La petite ville d'Orange a pour particularité de n'avoir pas eu de majorité municipale stable depuis près de vingt ans, oscillant du PC au RPR avant d'élire la municipalité à direction socialiste d'Alain Labé en 1989. Vieux militant d'extrême droite (venu des réseaux de soutien à l'OAS et du mouvement Occident), le dentiste Jacques Bompard, tête de liste FN alors et conseiller municipal, conseiller régional depuis 1986, fait figure de principal opposant, cultivant l'électorat militaire et de professions indépendantes de cette localité en mutation d'identité. Il est arrivé en tête au 1er tour (31,36 %) devant quatre autres listes, étalant les divisions de la droite (deux listes RPR, l'une "chiraquienne", l'autre "balladurienne"), et deux listes de gauche (celle du maire sortant qui est arrivée en deuxième position avec 25,74, et la liste "Citoyens d'Orange" à participation communiste). Au 2e tour, la victoire de la liste FN est très étroite - 87 voix de différence sur la liste de gauche (35,9 contre 35,2), alors que le RPR s'est maintenu et a fait 28,9 %.
Cité tout aussi "périphérique" que les précédentes, mais encore plus malade de son identité, Vitrolles, proche de Marignane, crée une double surprise. C'est, au 1er tour, le succès de Bruno Mégret, et c'est son échec au 2e. Le délégué général du FN a compris qu'il y avait là un terrain favorable et s'y est établi en 1993 après avoir obtenu 55 % des suffrages aux législatives. Il y bénéficiait d'une forte présence des rapatriés et de soutiens venus de la droite classique, du RPR notamment. Il bénéficiait aussi de la gestion très décriée du maire, Jean-Jacques Anglade, surtout après sa réélection dès le 1er tour en 1989. Celui-ci, qui avait été élu pour la première fois en 1983, prenant alors la place d'une municipalité communiste, était vice-président du Conseil général. Avec 43,04 % des voix au 1er tour, Bruno Mégret distançait largement la liste Anglade (PS) qui n'obtenait que 28,87, et plus encore celle de la droite unie (12,47) et celle des communistes (6,31), tant et si bien que sa victoire au 2e tour paraissait assurée.
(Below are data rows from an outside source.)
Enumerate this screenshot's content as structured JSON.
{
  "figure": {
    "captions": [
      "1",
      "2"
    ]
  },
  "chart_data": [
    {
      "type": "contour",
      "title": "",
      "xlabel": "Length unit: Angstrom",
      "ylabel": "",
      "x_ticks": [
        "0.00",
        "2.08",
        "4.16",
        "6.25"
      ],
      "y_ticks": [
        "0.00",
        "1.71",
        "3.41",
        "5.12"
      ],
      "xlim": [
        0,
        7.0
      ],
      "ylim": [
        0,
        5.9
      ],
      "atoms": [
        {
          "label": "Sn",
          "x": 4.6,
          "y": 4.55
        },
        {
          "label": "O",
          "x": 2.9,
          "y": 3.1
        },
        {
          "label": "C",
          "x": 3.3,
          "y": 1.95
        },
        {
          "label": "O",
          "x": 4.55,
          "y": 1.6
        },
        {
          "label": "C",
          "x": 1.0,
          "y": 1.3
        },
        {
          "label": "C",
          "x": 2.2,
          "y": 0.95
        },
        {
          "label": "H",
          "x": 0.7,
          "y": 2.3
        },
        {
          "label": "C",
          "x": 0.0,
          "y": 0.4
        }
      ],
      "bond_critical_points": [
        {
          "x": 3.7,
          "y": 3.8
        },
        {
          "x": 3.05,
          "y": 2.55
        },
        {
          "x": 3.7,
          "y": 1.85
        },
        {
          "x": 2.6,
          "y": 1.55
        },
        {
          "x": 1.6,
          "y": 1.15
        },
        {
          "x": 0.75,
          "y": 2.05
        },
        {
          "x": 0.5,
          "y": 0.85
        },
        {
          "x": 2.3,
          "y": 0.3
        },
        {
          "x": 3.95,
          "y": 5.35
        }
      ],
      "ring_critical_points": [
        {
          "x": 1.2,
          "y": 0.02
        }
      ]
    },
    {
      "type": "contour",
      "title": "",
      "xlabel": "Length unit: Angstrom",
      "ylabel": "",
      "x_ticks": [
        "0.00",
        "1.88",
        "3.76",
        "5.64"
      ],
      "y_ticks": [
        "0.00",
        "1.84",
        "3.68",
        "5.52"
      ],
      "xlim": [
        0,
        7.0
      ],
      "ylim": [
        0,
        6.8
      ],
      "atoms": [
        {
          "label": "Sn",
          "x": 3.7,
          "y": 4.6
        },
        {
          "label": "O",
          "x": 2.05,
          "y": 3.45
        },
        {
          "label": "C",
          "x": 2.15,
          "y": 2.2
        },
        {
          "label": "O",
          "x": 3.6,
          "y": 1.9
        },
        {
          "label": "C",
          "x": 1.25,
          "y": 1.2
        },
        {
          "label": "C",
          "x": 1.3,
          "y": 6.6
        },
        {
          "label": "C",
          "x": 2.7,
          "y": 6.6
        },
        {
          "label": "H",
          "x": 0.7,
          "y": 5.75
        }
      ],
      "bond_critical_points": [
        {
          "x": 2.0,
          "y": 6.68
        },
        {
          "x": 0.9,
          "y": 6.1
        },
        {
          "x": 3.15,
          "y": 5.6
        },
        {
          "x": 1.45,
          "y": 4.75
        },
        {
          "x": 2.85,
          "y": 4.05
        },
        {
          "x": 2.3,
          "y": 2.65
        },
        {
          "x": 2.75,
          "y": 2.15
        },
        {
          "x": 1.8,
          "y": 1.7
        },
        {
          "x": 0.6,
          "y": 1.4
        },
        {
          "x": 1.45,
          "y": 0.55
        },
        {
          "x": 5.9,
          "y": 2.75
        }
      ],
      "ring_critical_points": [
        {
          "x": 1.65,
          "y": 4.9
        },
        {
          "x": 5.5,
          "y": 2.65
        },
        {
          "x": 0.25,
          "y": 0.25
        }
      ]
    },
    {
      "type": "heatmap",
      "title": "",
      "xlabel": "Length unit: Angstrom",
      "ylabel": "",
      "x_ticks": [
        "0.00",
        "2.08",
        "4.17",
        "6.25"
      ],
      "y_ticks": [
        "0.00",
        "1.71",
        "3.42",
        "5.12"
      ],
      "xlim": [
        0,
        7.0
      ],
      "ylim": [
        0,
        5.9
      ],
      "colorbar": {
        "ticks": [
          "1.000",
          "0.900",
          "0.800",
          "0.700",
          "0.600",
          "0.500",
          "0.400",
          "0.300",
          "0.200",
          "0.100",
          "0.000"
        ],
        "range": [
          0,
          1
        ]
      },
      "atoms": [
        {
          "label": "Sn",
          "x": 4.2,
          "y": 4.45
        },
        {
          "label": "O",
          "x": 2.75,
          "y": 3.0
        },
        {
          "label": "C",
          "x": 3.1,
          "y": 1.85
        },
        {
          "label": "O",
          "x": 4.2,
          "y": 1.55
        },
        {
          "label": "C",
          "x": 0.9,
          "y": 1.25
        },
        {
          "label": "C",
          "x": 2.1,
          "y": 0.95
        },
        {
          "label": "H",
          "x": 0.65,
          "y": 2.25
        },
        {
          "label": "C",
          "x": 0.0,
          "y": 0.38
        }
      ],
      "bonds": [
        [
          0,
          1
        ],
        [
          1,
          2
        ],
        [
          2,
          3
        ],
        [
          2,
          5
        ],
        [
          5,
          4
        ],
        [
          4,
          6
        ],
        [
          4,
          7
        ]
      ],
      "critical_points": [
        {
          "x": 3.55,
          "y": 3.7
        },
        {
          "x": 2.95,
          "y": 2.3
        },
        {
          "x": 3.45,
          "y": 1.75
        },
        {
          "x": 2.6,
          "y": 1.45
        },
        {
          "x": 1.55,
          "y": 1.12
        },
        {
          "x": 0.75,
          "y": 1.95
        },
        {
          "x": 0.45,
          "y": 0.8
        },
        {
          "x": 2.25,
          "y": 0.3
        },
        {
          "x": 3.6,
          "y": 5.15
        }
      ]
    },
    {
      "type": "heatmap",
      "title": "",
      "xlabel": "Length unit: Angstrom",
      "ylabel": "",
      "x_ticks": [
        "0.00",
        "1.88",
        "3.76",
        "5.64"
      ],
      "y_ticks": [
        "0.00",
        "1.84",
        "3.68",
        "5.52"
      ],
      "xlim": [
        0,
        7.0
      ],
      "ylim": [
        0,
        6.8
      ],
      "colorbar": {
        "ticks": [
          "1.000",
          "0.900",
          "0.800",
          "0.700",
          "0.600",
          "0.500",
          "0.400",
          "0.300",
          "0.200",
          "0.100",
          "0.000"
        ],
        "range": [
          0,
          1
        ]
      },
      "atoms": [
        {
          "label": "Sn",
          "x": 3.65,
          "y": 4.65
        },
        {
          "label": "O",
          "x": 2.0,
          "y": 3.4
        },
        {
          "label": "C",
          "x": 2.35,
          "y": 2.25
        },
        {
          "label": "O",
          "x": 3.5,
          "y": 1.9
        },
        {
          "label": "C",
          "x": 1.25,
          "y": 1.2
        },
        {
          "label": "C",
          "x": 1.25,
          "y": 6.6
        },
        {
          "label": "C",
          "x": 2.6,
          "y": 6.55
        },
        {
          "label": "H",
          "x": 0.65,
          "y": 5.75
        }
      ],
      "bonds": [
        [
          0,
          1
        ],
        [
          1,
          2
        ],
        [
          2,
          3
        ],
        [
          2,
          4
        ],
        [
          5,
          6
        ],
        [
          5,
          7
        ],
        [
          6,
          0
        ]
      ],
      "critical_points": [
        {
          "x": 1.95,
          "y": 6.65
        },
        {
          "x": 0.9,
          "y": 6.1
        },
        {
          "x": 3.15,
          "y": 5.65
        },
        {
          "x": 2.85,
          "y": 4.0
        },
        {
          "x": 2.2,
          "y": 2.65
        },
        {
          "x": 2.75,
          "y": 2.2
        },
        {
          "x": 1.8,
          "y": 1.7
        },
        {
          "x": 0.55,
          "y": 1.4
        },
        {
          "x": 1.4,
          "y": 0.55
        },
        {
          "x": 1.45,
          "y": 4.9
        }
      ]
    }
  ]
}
Mais l'appel au "front républicain" lancé par Anglade a joué en partie et ce dernier a obtenu une courte réélection avec 45,02 % des suffrages contre 42,89 à Mégret et 12,07 à la liste UDF-RPR. Le commentaire du reportage à ce sujet était lucide en estimant qu'il devrait faire beaucoup pour éviter que Vitrolles ne soit la quatrième ville à tomber aux mains de l'extrême droite. Les élections de 1997, faisant suite à l'annulation de celles de 1995 par le Conseil d'État, allaient le confirmer (voir Le FN remporte les élections municipales de Vitrolles ).